Earlier this month, a Saudi-led coalition battling Iran- backed Huthi rebels imposed a blockade on Yemeni ports and airports in response to a missile fired by the Huthis that was intercepted near Riyadh airport.
The UN humanitarian affairs office had said yesterday that it had been given clearance by the coalition that has been fighting the rebels since 2015 to resume flights into Sanaa.
But it added that desperately needed shipments of food and medicines to Hodeida remained blocked.
Today, a ship did dock at Hodeida, but the WFP's Etefa said it did not belong to the UN aid agency, and that it might be a "commercial" vessel.
The deputy head of Hodeida port, Yahya Sharafeddine, confirmed to AFP over the phone that it was indeed a "commercial" ship not linked to WFP aid.
"The ship in Hodeida is for traders.
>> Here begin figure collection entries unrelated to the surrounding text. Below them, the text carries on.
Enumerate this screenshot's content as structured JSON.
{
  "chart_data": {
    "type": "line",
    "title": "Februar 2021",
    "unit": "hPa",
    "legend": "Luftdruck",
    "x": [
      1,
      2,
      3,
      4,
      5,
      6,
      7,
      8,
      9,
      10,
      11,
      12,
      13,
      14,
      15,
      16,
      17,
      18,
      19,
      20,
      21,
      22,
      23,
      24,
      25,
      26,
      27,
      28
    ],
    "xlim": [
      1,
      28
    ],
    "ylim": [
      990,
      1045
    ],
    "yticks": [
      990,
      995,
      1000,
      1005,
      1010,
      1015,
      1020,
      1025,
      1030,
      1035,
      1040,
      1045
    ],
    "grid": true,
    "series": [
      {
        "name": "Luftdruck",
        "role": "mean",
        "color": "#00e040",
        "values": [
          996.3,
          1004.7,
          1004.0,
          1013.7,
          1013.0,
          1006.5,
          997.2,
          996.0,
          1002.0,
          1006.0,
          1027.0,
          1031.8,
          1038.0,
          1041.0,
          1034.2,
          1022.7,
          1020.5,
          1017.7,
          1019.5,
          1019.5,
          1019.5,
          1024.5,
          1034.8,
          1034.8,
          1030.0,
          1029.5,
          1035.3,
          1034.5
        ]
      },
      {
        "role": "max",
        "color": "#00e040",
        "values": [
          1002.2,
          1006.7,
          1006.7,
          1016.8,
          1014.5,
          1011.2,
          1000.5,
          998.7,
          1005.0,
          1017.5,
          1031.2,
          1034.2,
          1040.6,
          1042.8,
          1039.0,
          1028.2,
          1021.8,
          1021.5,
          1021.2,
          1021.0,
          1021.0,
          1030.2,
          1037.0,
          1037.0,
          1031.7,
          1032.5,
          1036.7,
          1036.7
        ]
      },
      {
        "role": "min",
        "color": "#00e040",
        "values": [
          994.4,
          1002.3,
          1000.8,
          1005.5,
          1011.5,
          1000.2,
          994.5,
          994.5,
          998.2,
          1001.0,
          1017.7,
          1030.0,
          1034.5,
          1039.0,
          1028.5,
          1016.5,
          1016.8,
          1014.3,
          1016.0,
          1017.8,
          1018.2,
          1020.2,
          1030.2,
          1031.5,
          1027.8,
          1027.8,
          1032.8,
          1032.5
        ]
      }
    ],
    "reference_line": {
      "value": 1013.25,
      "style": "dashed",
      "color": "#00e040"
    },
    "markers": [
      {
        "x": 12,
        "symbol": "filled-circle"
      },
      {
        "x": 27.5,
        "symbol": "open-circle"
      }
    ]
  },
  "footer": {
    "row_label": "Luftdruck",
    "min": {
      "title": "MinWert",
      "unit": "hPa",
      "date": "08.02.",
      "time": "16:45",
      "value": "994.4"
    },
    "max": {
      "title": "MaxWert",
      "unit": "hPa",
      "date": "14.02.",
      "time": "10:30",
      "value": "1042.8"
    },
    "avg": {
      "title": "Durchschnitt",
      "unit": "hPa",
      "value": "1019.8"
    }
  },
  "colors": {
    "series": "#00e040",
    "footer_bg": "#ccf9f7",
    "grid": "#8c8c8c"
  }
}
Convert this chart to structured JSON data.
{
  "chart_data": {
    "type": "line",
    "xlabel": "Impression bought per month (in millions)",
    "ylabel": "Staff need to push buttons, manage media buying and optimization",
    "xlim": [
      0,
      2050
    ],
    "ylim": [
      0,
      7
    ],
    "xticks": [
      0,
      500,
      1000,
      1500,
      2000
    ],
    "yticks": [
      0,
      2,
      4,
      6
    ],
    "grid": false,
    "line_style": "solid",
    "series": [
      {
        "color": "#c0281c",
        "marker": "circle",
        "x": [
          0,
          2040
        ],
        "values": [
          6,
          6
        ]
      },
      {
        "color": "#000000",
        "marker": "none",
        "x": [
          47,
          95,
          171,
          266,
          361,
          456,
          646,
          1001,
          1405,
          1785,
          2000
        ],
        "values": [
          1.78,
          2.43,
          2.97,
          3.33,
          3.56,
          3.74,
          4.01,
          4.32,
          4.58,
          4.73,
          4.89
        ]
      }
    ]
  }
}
The one in Saleef is for WFP," he said.
UN officials have warned that Yemen could face the world's largest famine in decades unless the crippling blockade by the coalition is lifted.
A UN plane carrying desperately needed vaccines landed in the rebel-held Yemeni capital Sanaa yesterday after coalition forces partly lifted the blockade, after warnings that thousands of people could die.
The coalition intervened to prop up Yemen's government after the Iran-backed Huthis drove it from Sanaa.
The devastating war has since killed some 8,600 people, while a further 2,000 have died of cholera.
Yemen is highly dependent on imported wheat for its basic needs, and aid groups have warned that humanitarian deliveries cover only a small portion of what is required.
The UN says more than 11 million children in war-torn Yemen are in desperate need of humanitarian aid.